The main point here is not to waffle. If you want someone to buy something, just ask. Be honest and genuine about it. It helps.
Ask for Referrals
Don’t be afraid to ask your existing list to refer you to more people who might benefit from what you’re doing. If someone’s enjoying your email newsletter, or finding it useful, make it easy to share. My email service provider, Blue Sky Factory, even adds social sharing buttons at the bottom of every mail I send, so that people can share with their Twitter, Facebook, LinkedIn or other community. But even if you ask within the body of the letter, you’re getting to the point I think will be useful.
Okay, I know this is crazy, but it’s also very valuable. Be sure to invite people to unsubscribe from time to time. The reason, as you might have guessed, is that a committed list is much better than a list that’s just hanging on for no good reason.
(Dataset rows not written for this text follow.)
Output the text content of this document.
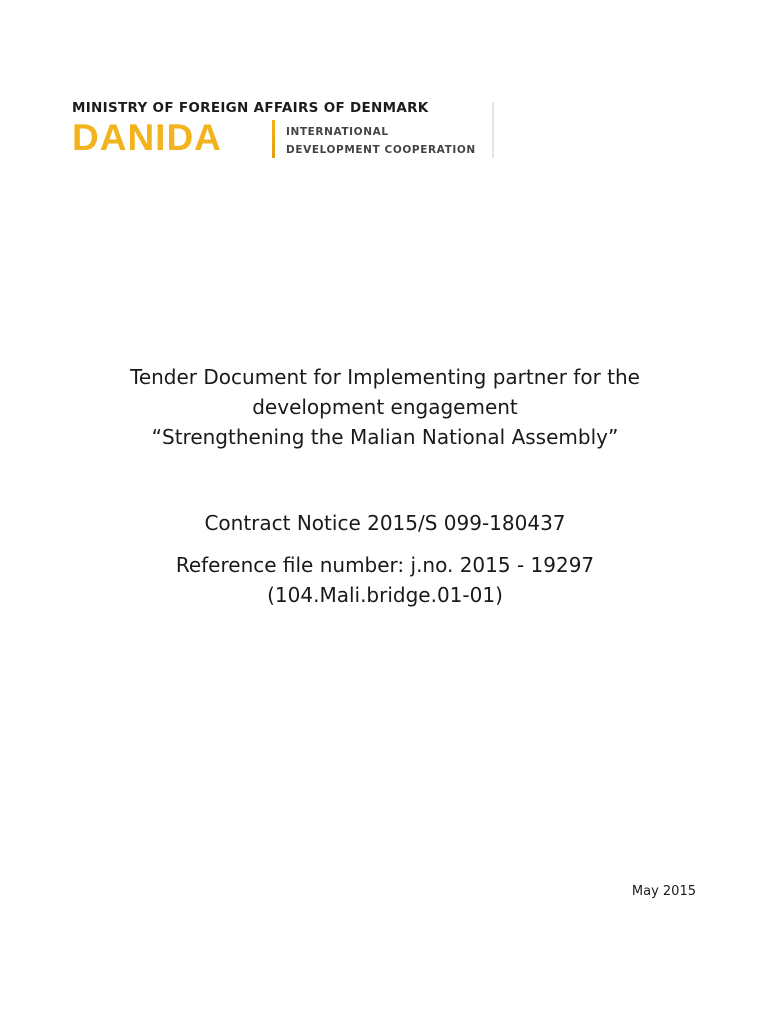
MINISTRY OF FOREIGN AFFAIRS OF DENMARK
DANIDA	INTERNATIONAL
DEVELOPMENT COOPERATION
Tender Document for Implementing partner for the
development engagement
“Strengthening the Malian National Assembly”
Contract Notice 2015/S 099-180437
Reference file number: j.no. 2015 - 19297
(104.Mali.bridge.01-01)
May 2015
It’s far better to know who might make a good prospect than to think you’ve got a fat, happy list. I say invite unsubscriptions. It’s up to you to fight with me in the comments section on this one.
Your Mileage Will Vary
Your list will be different than mine. It’ll explain what it wants, either by unsubscribing in droves, or by taking action when you write things in a way that makes the best return. Realize that it will take testing and old fashioned asking to know what your list wants most. But the more time and effort and attention you give to your list, the more wealth you’ll get back from this effort. Try it. What’s the worst that will happen?